Custom Act

Table of Contents

2.1

Cases

AAi. Foster Grant of Canada Co. v. CRA, [2004] 3021 ETC, 2004 FCA 259,

The taxpayer, which was a wholly-owned subsidiary of its U.S. parent, and which took title to goods upon their delivery to a warehouse facility owned by its U.S. parent and sold those goods to Canadian retailers, with the goods being delivered directly from the warehouse to those customers, was found to be carrying on business in Canada so that it was a "purchaser in Canada". Sharlow J.A. stated (at para. 20):

"In essence, the CITT adopted the principle that a corporation is not carrying on business if its affairs are subject to significant de facto control by the parent corporation. There is no authority for that proposition ..."

See Also

Pampered Chef, Canada Corp. v. CBSA, [2008] ETC 4514 (CITT)

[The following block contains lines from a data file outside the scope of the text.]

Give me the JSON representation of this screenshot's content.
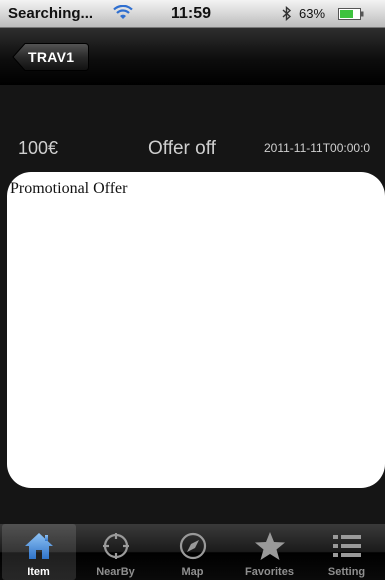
{
  "status_bar": {
    "carrier": "Searching...",
    "time": "11:59",
    "battery": "63%"
  },
  "nav": {
    "back_label": "TRAV1"
  },
  "item": {
    "price": "100€",
    "offer_status": "Offer off",
    "date": "2011-11-11T00:00:0",
    "offer_text": "Promotional Offer"
  },
  "tabs": [
    {
      "label": "Item",
      "icon": "home-icon",
      "active": true
    },
    {
      "label": "NearBy",
      "icon": "crosshair-icon",
      "active": false
    },
    {
      "label": "Map",
      "icon": "compass-icon",
      "active": false
    },
    {
      "label": "Favorites",
      "icon": "star-icon",
      "active": false
    },
    {
      "label": "Setting",
      "icon": "list-icon",
      "active": false
    }
  ],
  "colors": {
    "active_tab_icon": "#4a90d9",
    "battery_fill": "#3ec23e"
  }
}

Individual self-employed sales representatives of the taxpayer secured orders for sales of kitchen products shown at various home parties by them with the products then being imported by the taxpayer from its U.S. parent for shipment directly to the individual customers. The Tribunal found that the sales for export by the U.S. parent were made to the taxpayer rather than to the individual customers. On this basis, the taxpayer satisfied the test of carrying on business in Canada for the purposes of the definition of "permanent establishment" in the Valuation for Duty Regulations.

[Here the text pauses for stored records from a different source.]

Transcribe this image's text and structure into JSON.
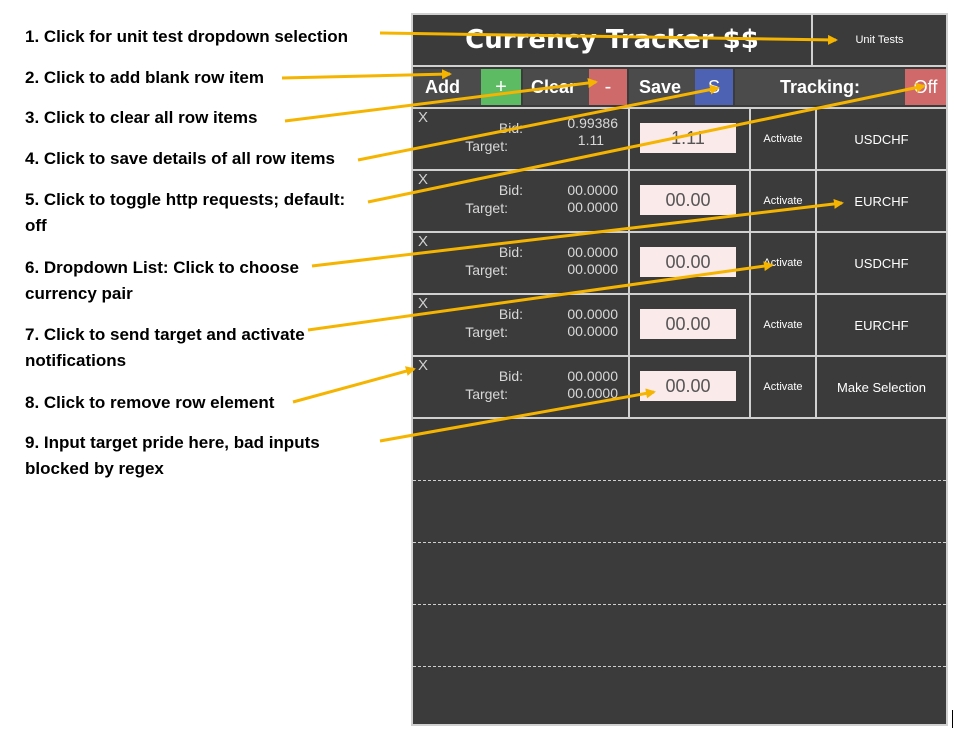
{
  "annotations": [
    "1. Click for unit test dropdown selection",
    "2. Click to add blank row item",
    "3. Click to clear all row items",
    "4.  Click to save details of all row items",
    "5.  Click to toggle http requests; default: off",
    "6. Dropdown List: Click to choose currency pair",
    "7. Click to send target and activate notifications",
    "8. Click to remove row element",
    "9.  Input target pride here, bad inputs blocked by regex"
  ],
  "app": {
    "title": "Currency Tracker $$",
    "unit_tests_label": "Unit Tests",
    "toolbar": {
      "add_label": "Add",
      "add_btn": "+",
      "clear_label": "Clear",
      "clear_btn": "-",
      "save_label": "Save",
      "save_btn": "S",
      "tracking_label": "Tracking:",
      "tracking_btn": "Off"
    },
    "rows": [
      {
        "remove": "X",
        "bid_label": "Bid:",
        "target_label": "Target:",
        "bid": "0.99386",
        "target": "1.11",
        "input": "1.11",
        "activate": "Activate",
        "pair": "USDCHF"
      },
      {
        "remove": "X",
        "bid_label": "Bid:",
        "target_label": "Target:",
        "bid": "00.0000",
        "target": "00.0000",
        "input": "00.00",
        "activate": "Activate",
        "pair": "EURCHF"
      },
      {
        "remove": "X",
        "bid_label": "Bid:",
        "target_label": "Target:",
        "bid": "00.0000",
        "target": "00.0000",
        "input": "00.00",
        "activate": "Activate",
        "pair": "USDCHF"
      },
      {
        "remove": "X",
        "bid_label": "Bid:",
        "target_label": "Target:",
        "bid": "00.0000",
        "target": "00.0000",
        "input": "00.00",
        "activate": "Activate",
        "pair": "EURCHF"
      },
      {
        "remove": "X",
        "bid_label": "Bid:",
        "target_label": "Target:",
        "bid": "00.0000",
        "target": "00.0000",
        "input": "00.00",
        "activate": "Activate",
        "pair": "Make Selection"
      }
    ]
  },
  "colors": {
    "panel_bg": "#3b3b3b",
    "add_green": "#5dbb63",
    "clear_red": "#cf6a6a",
    "save_blue": "#4d62b3",
    "tracking_red": "#d06a6a",
    "input_bg": "#fbeaea",
    "arrow_yellow": "#f5b400"
  }
}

Ferragamo U.S.A. Inc. v. CBSA, [2007] ETC 4516

The taxpayer imported goods from Italy and sold them to its Canadian subsidiary. In finding that the taxpayer was the "purchaser in Canada" by virtue of s. 2.1(c)(ii), the Tribunal found that the personnel at the Canadian subsidiary had only minor input concerning the merchandise to be purchased and the quantities to be ordered for its operation and that the taxpayer had effective control of expenditures by the Canadian subsidiary except for routine payroll and petty cash expenditures. Accordingly, the Canadian subsidiary was not "resident".